Tras esta arenga comenzó el caos (siempre según la versión de Portillo) en el Paraninfo. Todos miraron ansiosos a Unamuno, y este no defraudó a nadie tras tomar la palabra. El relato oficial en español fue traducido por la editorial antifranquista Ruedo Ibérico posteriormente de a siguiente guisa:

«Estáis esperando mis palabras. Me conocéis bien, y sabéis que soy incapaz de permanecer en silencio. A veces, quedarse callado equivale a mentir. Porque el silencio puede ser interpretado como aquiescencia. Quiero hacer algunos comentarios al discurso –por llamarlo de algún modo- del general Millán Astray que se encuentra entre nosotros. Dejaré de lado la ofensa personal que supone su repentina explosión contra vascos y catalanes. Yo mismo, como sabéis, nací en Bilbao».

«Pero ahora acabo de oír el necrófilo e insensato grito “Viva la muerte”. Y yo, que he pasado mi vida componiendo paradojas que excitaban la ira de algunos que no las comprendían, he de deciros, como experto en la materia, que esta ridícula paradoja me parece repelente».
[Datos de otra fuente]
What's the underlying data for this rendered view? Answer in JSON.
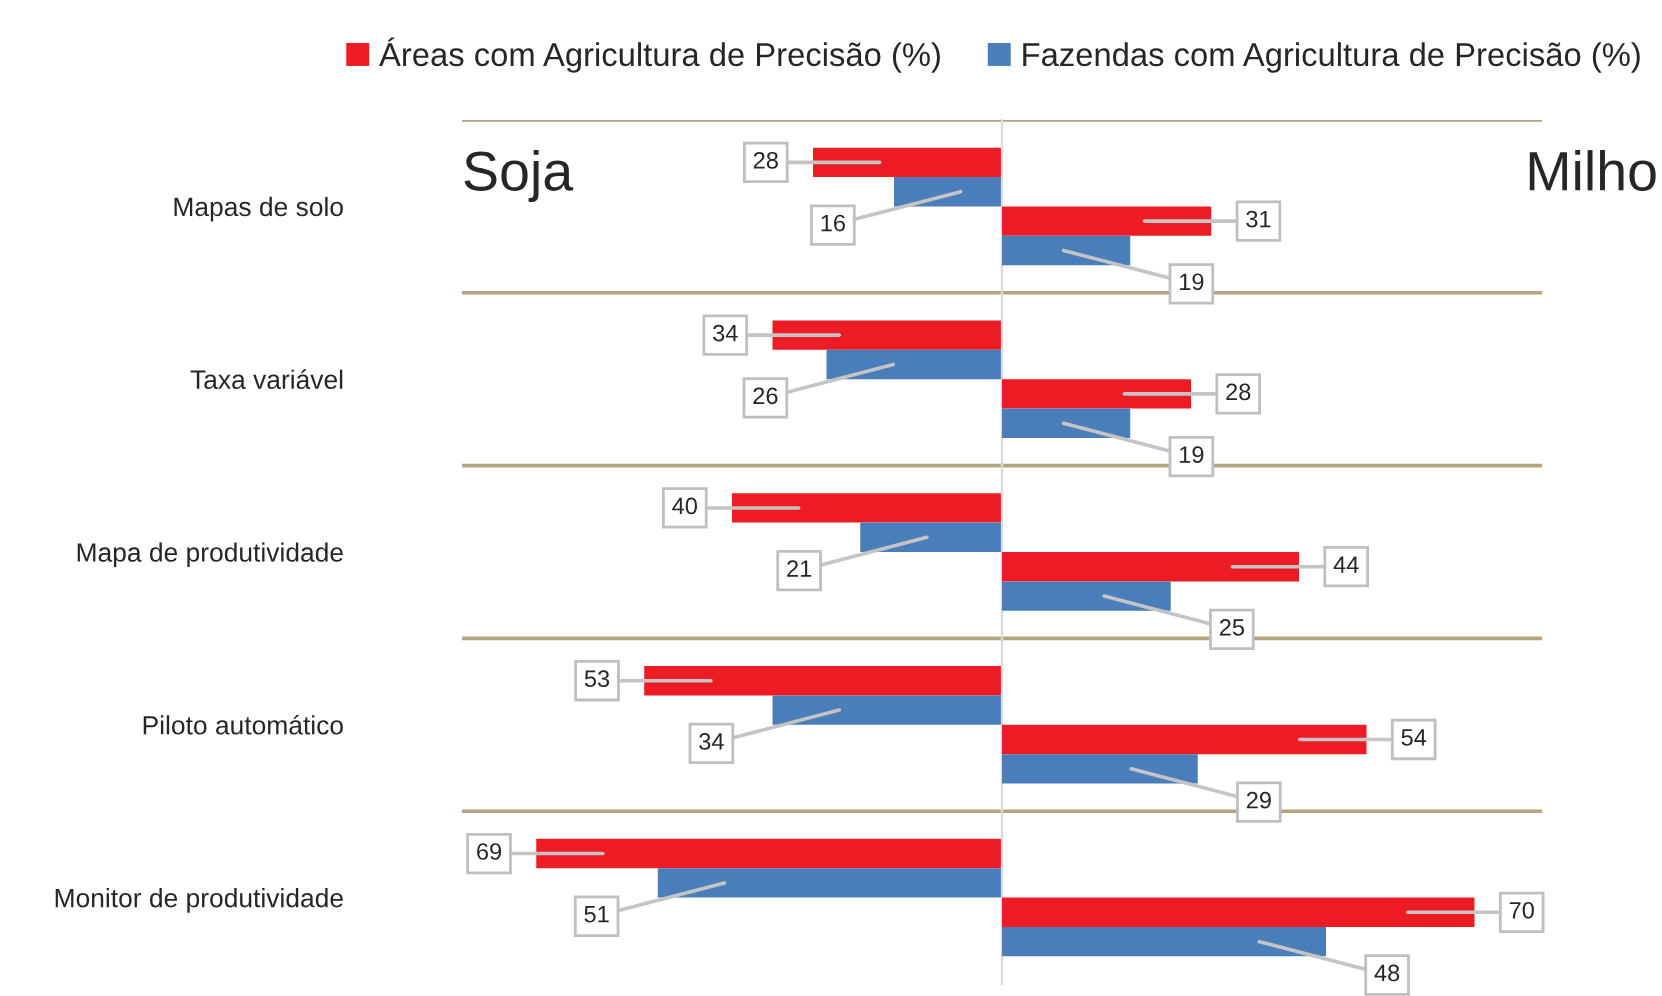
{
  "chart_data": [
    {
      "type": "bar",
      "orientation": "horizontal",
      "title": "Soja",
      "categories": [
        "Mapas de solo",
        "Taxa variável",
        "Mapa de produtividade",
        "Piloto automático",
        "Monitor de produtividade"
      ],
      "series": [
        {
          "name": "Áreas com Agricultura de Precisão (%)",
          "color": "#ed1c24",
          "values": [
            28,
            34,
            40,
            53,
            69
          ]
        },
        {
          "name": "Fazendas com Agricultura de Precisão (%)",
          "color": "#4a7ebb",
          "values": [
            16,
            26,
            21,
            34,
            51
          ]
        }
      ],
      "xlim": [
        80,
        0
      ],
      "data_labels": true,
      "grid": "y",
      "legend": "top",
      "tick_labels": "y"
    },
    {
      "type": "bar",
      "orientation": "horizontal",
      "title": "Milho",
      "categories": [
        null,
        null,
        null,
        null,
        null
      ],
      "series": [
        {
          "color": "#ed1c24",
          "values": [
            31,
            28,
            44,
            54,
            70
          ]
        },
        {
          "color": "#4a7ebb",
          "values": [
            19,
            19,
            25,
            29,
            48
          ]
        }
      ],
      "xlim": [
        0,
        80
      ],
      "data_labels": true,
      "grid": "y",
      "tick_labels": false
    }
  ]
}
Astray, junto a Francisco Franco
Astray, junto a Francisco Franco - ABC

«El general Millán Astray es un inválido. No es preciso que digamos esto con un tono más bajo. Es un inválido de guerra. También lo fue Cervantes. Pero desgraciadamente en España hay actualmente demasiados mutilados. Y, si Dios no nos ayuda, pronto habrá muchísimos más. Me atormenta el pensar que el general Millán Astray pudiera dictar las normas de la psicología de la masa. Un mutilado que carezca de la grandeza espiritual de Cervantes, es de esperar que encuentre un terrible alivio viendo cómo se multiplican los inválidos a su alrededor».

Según el mismo relato, Millán Astray no pudo mantenerse callado ante este ataque y, en mitad de la Universidad de Salamanca, gritó «¡Abajo la inteligencia! ¡Viva la muerte!». Pero Unamuno no se amedrentó y continuó:

«Este es el templo de la inteligencia. Y yo soy su sumo sacerdote. Estáis profanando su sagrado recinto. Venceréis porque tenéis sobrada fuerza bruta. Pero no convenceréis. Para convencer hay que persuadir. Y para persuadir necesitaríais algo que os falta: razón y derecho en la lucha. Me parece inútil el pediros que penséis en España. He dicho».